“I’m somebody who, if I had my way, would sit with all 10 scripts for six months and internalize them all and prepare so I could show up and be free.” – Jeremy Strong
On the HBO series Succession, Jeremy Strong portrays Kendall Roy, one of several children of a media mogul who struggles with substance abuse and martial problems while attempting to prove that he can run his father’s multi-billion dollar company. For his performance in the series’ second season, Strong has been nominated for an Emmy Award for Outstanding Lead Actor in a Drama Series.
In an interview with Variety about his role on Succession, Strong revealed that though he often feels woefully unprepared for performing on set that he feels comfortable with the more “improv” elements of the show in order to perform with enough “emotional stamina” to accurately portray his character’s personal struggles.
Strong points to one skill of top-tier theatrical actors that he admires, remarking, “There’s a thing that I remember reading about that Laurence Olivier wrote in his autobiography called theatrical courage, and it is this quality that not a lot of actors had, especially in film, but it was always something I really valued and admired that inspired me. That courage and audacity of imagination.”
While Strong says that he did research into his character’s personality type and motivations, he’s not directly thinking about what he learned in his research when performing. He explains, “I felt like I had to learn everything I could about that world and saturate myself with an understanding of it on a visceral level, and one of the books I remember reading was Sumner Redstone’s book A Passion to Win, and it captured the ethos of that world: it’s about strength and domination and success as a virtue. But when I’m working on the show I’m not thinking about any of those things; I’m just trying to be inside Kendall and his struggle, and connect to that.”
Part of being “inside Kendall and his struggle” means doing justice to the character, even if that means that as an actor Strong is taking on the character in an all-encompassing fashion. He says, “I certainly feel a tremendous responsibility to the text and to serving the character, and that responsibility comes with a lot of weight and a feeling of pressure for me. With a show and a role like this, I find I have to be all-in and take Kendall as seriously as I take my own life, and there’s no release for this character.”
Like many other actors, Strong feels like the pressure of having to learn his script in a short period of time. He discusses that while he’d love to have months at a time to digest a whole season’s worth of scripts, he understands how to approach his role in the typical, piecemeal script-by-script approach:
“I’m somebody who, if I had my way, would sit with all 10 scripts for six months and internalize them all and prepare so I could show up and be free. So it only have four days often to learn a whole script is just a constant losing battle that you have to fight for the entire time. It feels like a miracle that I am prepared enough each time I walk on set. It is about being really economical with your time and trying to get rest and creating enough negative space around you so you can really focus intensely on creating a belief in what you’re doing so it feels anchored in some kind of truth.
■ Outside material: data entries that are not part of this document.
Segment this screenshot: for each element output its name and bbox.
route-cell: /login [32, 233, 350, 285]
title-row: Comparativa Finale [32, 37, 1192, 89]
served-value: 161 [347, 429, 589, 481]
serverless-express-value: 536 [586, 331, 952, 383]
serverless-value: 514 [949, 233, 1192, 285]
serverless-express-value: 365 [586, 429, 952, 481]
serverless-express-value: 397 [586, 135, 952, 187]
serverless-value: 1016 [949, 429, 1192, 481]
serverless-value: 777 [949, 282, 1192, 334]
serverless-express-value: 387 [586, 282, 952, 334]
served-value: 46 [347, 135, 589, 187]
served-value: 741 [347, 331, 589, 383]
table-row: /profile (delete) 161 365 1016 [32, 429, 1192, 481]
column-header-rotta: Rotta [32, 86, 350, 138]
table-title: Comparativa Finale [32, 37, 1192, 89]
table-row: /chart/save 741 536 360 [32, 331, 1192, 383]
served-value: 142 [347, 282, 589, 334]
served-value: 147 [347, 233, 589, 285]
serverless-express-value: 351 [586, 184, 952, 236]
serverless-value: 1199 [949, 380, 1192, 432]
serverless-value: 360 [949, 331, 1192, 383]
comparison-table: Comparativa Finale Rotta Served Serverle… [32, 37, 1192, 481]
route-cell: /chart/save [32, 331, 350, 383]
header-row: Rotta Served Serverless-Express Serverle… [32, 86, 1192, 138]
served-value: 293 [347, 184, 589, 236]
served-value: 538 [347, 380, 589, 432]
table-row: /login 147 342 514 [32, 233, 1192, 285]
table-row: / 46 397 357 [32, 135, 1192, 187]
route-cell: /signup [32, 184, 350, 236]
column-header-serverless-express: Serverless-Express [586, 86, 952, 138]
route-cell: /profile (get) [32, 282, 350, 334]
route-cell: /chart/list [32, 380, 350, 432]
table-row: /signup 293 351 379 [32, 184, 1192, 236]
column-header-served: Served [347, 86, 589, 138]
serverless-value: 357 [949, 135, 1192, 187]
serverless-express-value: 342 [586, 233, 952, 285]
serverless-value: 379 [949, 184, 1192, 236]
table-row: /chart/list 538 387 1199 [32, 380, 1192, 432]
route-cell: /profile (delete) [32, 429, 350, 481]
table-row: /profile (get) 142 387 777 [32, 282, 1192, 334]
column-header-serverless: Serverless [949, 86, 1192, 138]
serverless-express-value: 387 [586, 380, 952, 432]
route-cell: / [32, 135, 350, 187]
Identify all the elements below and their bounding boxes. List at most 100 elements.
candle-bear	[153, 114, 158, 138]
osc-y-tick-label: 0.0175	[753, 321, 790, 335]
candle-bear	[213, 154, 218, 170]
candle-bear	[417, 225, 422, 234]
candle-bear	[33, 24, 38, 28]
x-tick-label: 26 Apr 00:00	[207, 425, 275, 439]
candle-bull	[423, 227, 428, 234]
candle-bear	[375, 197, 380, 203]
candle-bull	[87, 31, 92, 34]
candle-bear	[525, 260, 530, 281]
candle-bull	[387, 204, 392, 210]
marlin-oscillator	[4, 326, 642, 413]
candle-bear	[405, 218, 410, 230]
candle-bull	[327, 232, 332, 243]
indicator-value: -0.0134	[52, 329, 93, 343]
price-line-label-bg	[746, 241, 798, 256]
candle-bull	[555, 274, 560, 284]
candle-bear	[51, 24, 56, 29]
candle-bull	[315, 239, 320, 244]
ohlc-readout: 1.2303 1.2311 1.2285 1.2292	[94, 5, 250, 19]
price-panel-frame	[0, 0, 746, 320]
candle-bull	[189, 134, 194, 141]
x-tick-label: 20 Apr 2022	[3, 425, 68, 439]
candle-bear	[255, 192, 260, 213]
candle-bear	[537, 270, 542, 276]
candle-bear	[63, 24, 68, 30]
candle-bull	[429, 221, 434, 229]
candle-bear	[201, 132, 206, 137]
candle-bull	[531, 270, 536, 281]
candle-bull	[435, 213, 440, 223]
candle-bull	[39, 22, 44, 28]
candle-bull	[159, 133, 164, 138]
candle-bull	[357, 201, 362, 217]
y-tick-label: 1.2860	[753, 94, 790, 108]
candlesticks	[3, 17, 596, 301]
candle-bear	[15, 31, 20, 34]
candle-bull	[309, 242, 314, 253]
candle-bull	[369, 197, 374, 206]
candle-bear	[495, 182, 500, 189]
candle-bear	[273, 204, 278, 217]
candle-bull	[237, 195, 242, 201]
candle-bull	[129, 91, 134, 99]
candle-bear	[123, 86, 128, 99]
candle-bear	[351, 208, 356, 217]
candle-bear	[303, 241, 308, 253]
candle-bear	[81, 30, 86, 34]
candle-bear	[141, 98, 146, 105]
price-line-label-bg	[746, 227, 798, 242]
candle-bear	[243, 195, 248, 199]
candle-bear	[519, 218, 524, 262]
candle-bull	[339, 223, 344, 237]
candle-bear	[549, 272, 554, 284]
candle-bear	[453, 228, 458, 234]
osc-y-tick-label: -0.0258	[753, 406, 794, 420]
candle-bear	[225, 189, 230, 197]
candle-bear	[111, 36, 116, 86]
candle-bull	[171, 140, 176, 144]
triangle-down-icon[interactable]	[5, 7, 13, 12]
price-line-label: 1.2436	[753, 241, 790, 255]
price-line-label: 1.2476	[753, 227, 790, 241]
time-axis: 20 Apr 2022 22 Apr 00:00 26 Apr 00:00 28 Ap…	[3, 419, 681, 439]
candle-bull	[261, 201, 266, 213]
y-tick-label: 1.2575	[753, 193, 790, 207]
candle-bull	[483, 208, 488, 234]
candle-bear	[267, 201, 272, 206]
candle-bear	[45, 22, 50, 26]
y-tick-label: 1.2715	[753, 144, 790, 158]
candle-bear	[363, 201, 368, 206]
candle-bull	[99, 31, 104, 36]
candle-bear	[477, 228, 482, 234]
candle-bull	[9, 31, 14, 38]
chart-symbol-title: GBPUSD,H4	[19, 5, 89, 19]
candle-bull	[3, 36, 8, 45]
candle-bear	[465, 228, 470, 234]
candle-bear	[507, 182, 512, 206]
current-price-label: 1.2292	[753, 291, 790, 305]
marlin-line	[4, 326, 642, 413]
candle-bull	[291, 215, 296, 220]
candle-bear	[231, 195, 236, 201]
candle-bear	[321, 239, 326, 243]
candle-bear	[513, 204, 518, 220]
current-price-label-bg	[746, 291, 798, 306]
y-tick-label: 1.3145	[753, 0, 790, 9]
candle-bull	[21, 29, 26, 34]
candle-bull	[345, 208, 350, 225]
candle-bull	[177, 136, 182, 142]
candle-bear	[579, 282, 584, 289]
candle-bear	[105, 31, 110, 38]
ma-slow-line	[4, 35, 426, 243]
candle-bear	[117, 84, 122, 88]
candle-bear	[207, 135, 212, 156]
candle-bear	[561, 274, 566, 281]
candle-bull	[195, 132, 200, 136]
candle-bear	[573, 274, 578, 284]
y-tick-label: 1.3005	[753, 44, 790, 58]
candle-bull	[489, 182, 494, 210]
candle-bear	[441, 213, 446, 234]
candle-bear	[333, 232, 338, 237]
And then the emotional stamina — I guess the good news is although it is depleting, no matter how heavy it is, there’s still tremendous joy in the creative process and in showing up and playing. And once you’re in a flow, then I find it energizing — but it is much harder to achieve a state of flow in TV than it is on a movie where it’s more immersive and you have a few months to prepare.”
On top of that, Strong reveals that because of the nature of how Succession is filmed the cast does not have much time to rehearse — and in reality, he prefers not to rehearse if he can avoid it. He explains, “We don’t rehearse much. I try not to rehearse. There’s the time constraints and we shoot on film, so there’s a sense of danger that I really enjoy and I think creates a good charge in the atmosphere. And then there’s the improv. I know the text, but I feel freedom on the day to respond in the moment in any way. It’s a very exciting way of working.”